I have set jvm configurations as : STARDOG_SERVER_JAVA_ARGS="-Xmx24g -Xms24g -XX:MaxDirectMemorySize=40g"
freebase has almost 3.5 billion triples.
It already 8.5 hrs but only completed 33% parsing.
snapshot of stardog.log
(1080.0M triples - 33.0K triples/sec)
INFO 2019-10-08 11:39:53,969 [Stardog.Executor-8] com.complexible.stardog.index.Index:printInternal(314): Parsing triples: 34% complete in 09:05:32 (1081.0M triples - 33.0K triples/sec)
INFO 2019-10-08 11:40:39,286 [Stardog.Executor-8] com.complexible.stardog.index.Index:printInternal(314): Parsing triples: 34% complete in 09:06:17 (1082.0M triples - 33.0K triples/sec)
--speed is just 33.0K/sec.
Please tell me what is the problem, how do I speed up.?
The right thing to do is to use the stardog-admin db create -n {name} /path/to/file. That is the command that's meant to be used with memory.mode=bulk_load. You can specify database properties using the -o option.

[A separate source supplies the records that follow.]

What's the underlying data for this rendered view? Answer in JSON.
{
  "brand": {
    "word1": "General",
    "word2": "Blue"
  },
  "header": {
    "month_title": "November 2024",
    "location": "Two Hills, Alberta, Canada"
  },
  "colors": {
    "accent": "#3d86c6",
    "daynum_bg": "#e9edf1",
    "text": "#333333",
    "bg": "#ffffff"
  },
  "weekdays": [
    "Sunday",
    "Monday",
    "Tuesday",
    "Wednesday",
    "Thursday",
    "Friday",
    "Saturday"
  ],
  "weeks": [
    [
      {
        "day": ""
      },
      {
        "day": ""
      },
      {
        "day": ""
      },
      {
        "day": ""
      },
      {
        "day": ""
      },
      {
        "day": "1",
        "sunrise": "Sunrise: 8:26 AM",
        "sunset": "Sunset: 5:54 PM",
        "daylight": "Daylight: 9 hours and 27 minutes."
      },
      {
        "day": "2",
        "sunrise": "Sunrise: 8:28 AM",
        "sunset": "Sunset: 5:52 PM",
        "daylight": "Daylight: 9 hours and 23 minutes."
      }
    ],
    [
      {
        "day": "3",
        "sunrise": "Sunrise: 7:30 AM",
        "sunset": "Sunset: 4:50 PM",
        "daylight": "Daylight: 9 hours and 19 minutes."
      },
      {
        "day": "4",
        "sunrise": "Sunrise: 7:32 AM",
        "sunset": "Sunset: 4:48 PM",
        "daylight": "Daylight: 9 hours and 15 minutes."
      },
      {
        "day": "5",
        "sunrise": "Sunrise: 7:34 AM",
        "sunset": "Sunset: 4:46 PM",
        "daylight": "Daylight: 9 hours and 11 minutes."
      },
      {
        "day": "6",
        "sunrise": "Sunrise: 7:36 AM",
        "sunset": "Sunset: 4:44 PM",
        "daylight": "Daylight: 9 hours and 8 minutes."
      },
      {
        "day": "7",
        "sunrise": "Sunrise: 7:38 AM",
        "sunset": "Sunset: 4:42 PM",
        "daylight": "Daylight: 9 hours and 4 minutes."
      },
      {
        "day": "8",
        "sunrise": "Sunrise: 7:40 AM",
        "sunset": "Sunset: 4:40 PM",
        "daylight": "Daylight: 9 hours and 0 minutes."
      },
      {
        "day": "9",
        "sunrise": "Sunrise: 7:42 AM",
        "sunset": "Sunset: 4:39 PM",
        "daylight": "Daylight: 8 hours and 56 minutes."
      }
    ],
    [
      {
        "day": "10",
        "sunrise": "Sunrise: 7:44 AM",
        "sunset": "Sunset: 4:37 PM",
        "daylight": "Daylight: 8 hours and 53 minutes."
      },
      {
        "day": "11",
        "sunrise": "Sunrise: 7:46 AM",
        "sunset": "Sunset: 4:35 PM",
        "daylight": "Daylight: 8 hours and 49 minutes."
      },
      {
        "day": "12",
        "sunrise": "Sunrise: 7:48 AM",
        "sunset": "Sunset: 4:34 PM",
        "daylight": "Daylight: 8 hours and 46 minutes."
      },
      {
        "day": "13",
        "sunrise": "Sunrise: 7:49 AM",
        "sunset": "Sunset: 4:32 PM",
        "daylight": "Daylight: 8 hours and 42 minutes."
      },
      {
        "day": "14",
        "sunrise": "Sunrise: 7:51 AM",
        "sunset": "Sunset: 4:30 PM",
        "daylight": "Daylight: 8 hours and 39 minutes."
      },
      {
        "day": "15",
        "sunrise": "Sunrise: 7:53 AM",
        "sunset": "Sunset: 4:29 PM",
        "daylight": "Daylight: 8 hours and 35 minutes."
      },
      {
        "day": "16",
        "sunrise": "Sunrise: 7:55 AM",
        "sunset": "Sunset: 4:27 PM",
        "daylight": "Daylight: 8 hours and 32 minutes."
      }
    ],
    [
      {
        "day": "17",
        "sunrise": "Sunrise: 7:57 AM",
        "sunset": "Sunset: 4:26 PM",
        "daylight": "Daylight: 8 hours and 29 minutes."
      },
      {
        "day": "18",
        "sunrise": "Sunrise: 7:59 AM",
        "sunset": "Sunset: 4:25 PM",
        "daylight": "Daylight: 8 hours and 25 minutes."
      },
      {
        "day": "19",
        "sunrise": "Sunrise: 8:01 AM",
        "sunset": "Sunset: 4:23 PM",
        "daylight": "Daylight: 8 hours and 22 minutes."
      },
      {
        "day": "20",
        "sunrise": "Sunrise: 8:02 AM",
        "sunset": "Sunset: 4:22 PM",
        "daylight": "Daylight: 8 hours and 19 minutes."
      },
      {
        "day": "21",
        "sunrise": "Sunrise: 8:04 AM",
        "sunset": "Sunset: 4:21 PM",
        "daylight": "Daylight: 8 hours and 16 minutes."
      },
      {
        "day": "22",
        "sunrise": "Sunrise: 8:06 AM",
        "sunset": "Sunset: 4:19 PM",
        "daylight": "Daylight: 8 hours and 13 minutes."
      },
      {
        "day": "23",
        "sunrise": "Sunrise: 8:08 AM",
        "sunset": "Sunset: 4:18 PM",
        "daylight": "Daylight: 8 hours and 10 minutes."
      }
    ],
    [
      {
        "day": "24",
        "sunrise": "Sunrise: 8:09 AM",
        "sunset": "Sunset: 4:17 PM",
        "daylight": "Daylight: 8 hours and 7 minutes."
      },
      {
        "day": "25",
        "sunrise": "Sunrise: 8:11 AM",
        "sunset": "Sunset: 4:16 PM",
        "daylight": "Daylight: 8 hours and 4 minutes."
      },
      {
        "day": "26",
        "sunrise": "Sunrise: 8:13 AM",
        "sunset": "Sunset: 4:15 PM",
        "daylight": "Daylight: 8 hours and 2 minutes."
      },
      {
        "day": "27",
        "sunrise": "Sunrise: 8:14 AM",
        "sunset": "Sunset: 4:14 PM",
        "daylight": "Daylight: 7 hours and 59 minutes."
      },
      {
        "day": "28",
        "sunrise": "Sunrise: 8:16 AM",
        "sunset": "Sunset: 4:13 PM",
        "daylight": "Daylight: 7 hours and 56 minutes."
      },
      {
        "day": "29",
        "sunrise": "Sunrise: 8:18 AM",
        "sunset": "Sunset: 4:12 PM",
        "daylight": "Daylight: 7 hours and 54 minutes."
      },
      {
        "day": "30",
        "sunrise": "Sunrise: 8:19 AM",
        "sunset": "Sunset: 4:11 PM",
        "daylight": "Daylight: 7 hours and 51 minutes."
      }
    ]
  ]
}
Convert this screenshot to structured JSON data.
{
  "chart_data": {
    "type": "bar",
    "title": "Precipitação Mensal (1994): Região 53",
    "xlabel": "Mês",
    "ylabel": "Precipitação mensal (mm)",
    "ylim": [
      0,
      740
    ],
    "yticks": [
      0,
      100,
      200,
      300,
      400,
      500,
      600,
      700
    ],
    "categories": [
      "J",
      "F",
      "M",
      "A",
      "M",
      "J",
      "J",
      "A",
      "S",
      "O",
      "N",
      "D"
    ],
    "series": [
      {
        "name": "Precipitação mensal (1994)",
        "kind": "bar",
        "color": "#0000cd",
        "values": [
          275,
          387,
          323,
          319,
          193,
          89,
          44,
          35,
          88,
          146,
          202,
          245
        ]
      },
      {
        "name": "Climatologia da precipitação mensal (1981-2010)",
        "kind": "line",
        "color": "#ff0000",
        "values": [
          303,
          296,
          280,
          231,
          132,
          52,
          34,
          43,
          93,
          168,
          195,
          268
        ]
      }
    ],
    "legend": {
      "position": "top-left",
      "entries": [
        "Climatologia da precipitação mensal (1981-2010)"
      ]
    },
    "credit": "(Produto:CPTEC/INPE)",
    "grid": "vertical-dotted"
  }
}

I had a similar issue with loading form a single uncompressed file via command line and observed two problems: the temp file got really big and loading started fast but got very slow.
The solution for me was chunking the input into smaller files.
The import is consequentially no longer in a single transaction.
Problem with this command is, whenever I am trying to give path of .gz file.
It is giving Unknown file format not found kind of error.
I throughout it is not recognizing .gz file format.
What is the solution for this?
Is the file on the server side or not? If not, given the size, it's better to copy it there. Normally .gz should be treated as an archive without problems. You can of course unpack/repack it under .zip or something.
@joergunbehauen Hi Jörg, good to see you around. Is this with Stardog 7 or 6? The temp file problem would be interesting to reproduce but the data add command should let you add data in multiple files in a single transaction. The main benefit would be multi-threaded parsing of RDF.
It is giving this error:
shishir18106@compute-0-2 ~]$ stardog-admin db create -n KnowledgeBaseDB /scratch/shishir18106/freebase_database/freebase-rdf-latest.gz
No known format matches the file: /scratch/shishir18106/freebase_database/freebase-rdf-latest.gz
where /scratch is the shared partition across server.
This was using stardog 6.2.1 on an ec2 m5d.2xl instance loading a ~10B triples BSBM data, so this was already some time ago. Initial Loading speed was 200k triples/sec and deteriorated into the 20k triples/sec
I haven't checked with stardog 7 yet.
(Apologies to @Shishir_Singhal for hijacking your thread, i just wanted to point out that splitting the input file might increase ingestion speed )
Zach means you should rename the input file to include the RDF extension before .gz. E.g. it'd be *.rdf.gz if the data is in RDF/XML, *.ttl.gz is the data is in Turtle, and so on.
Jörg, the speed deterioration is most likely due to the lack of memory. It's still a little surprising that it was faster for you in separate transactions with 6. It's usually not. But anyway, very little of what was true about Stardog 6 regarding write performance applies to Stardog 7. Virtually everything (except of RDF parsers) is new when it comes to writing data.
The main difference is that data add is a transactional update of an existing database during which the database is fully operational and can serve other read and write requests. The db create command creates a new database and the database is not available until all data is parsed, loaded, and indexed. It's throughput is thus substantially higher. They work in pretty different ways but none keeps all data in memory. Various caches are used to keep some frequently used data in memory.